TV exec in contract to sell former Harry Warner estate

Daphna Ziman has found a buyer with last asking price at $32.5M

Cinemoi's Daphna Ziman and 1005 North Woodland Drive (LinkedIn, Zillow)
Cinemoi's Daphna Ziman and 1005 North Woodland Drive (LinkedIn, Zillow)

A Beverly Hills mansion that was once home to Harry Warner—one of the brothers who co-founded Warner Bros. Studios— has a buyer after nearly six years on the market.

The home at 1005 North Woodland Drive, also known as the Harry Warner Estate, is now under contract with a last asking price of $32.5 million, according to Zillow. It first surfaced on the market as a $40 million listing in August of 2016, previous reports show.

The seller is Daphna Ziman, the president of cable television network Cinemoi.
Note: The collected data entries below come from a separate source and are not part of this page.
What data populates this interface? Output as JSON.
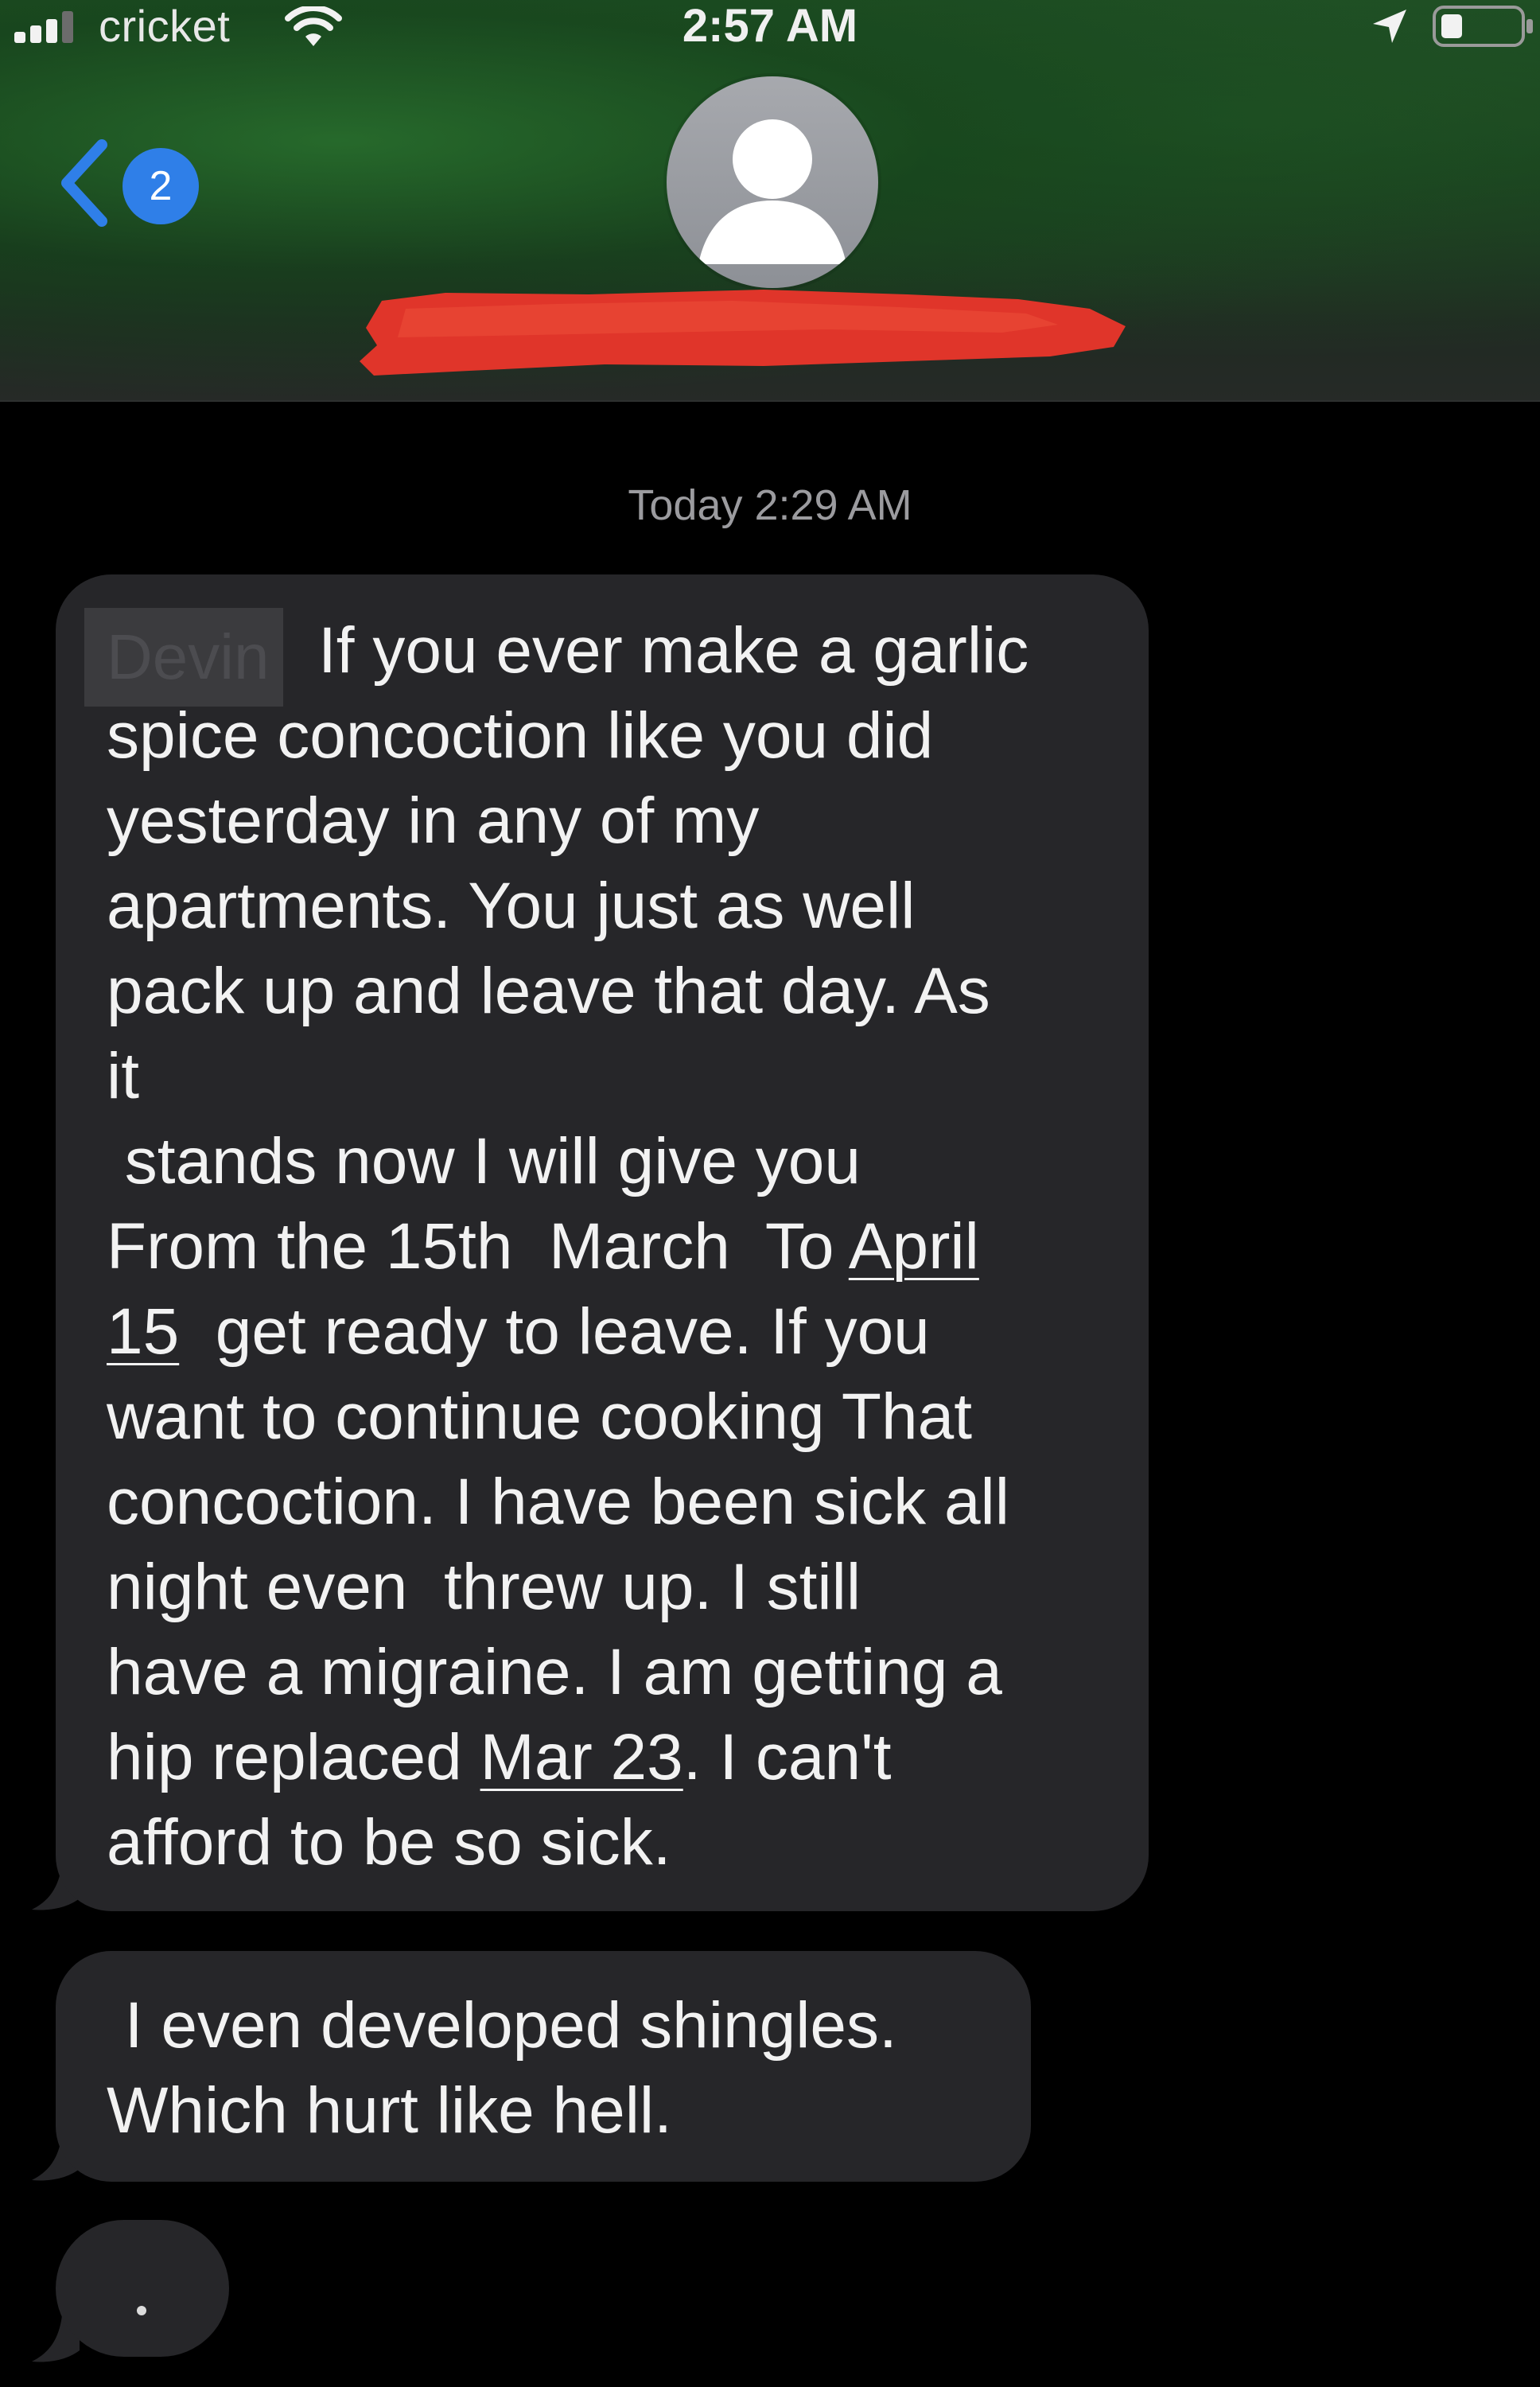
{
  "status_bar": {
    "carrier": "cricket",
    "time": "2:57 AM",
    "icons": [
      "signal-bars-icon",
      "wifi-icon",
      "location-arrow-icon",
      "battery-icon"
    ]
  },
  "nav": {
    "back_badge_count": "2",
    "icons": [
      "back-chevron-icon",
      "person-avatar-icon"
    ]
  },
  "conversation": {
    "timestamp": "Today 2:29 AM",
    "messages": [
      {
        "redacted_sender_prefix": "Devin",
        "lines": [
          "If you ever make a garlic",
          "spice concoction like you did",
          "yesterday in any of my",
          "apartments. You just as well",
          "pack up and leave that day. As",
          "it",
          " stands now I will give you",
          "From the 15th  March  To April",
          "15  get ready to leave. If you",
          "want to continue cooking That",
          "concoction. I have been sick all",
          "night even  threw up. I still",
          "have a migraine. I am getting a",
          "hip replaced Mar 23. I can't",
          "afford to be so sick."
        ]
      },
      {
        "lines": [
          " I even developed shingles.",
          "Which hurt like hell."
        ]
      }
    ],
    "typing_indicator": "."
  },
  "colors": {
    "header_green": "#1d4a22",
    "bubble_gray": "#262629",
    "badge_blue": "#2f7fe8",
    "redaction_red": "#e0352a",
    "background": "#000000"
  }
}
Ziman bought the estate, which sits on a 1.1-acre lot, in 1996. She jointly purchased the home with her now ex-husband, Rexford Industrial Realty co-founder Richard Ziman.

1005 North Woodland Drive (Zillow)

Sign Up for the undefined Newsletter

The main residence in the estate is a seven-bedroom, nine-bath home of 12,220 square feet. The complex also contains a guest house, a tennis court, a gym and a swimming pool. Ziman built a film-editing room and a vault for film storage in the basement, according to a previous report from the Wall Street Journal.

Warner reportedly owned the home in the 1940s. According to the listing, the home “has played host to American presidents and heads of state from all over the world since the 1920s.” Ziman previously told the Journal that she found photos of Warner in the home with movie stars such as Marilyn Monroe and Ava Gardner.

The house had its own star turn in 2016, when it appeared in the Emmy Award-winning series “The People vs. O.J. Simpson.” The mansion was used as O.J. Simpson’s house in the show. The series, which starred Cuba Gooding, Jr., aired on television network FX.

Ziman recently sold a newly-built mansion in Beverly Hills. The property, at 9364 Beverly Crest Drive, changed hands last January in a $29.2 million deal.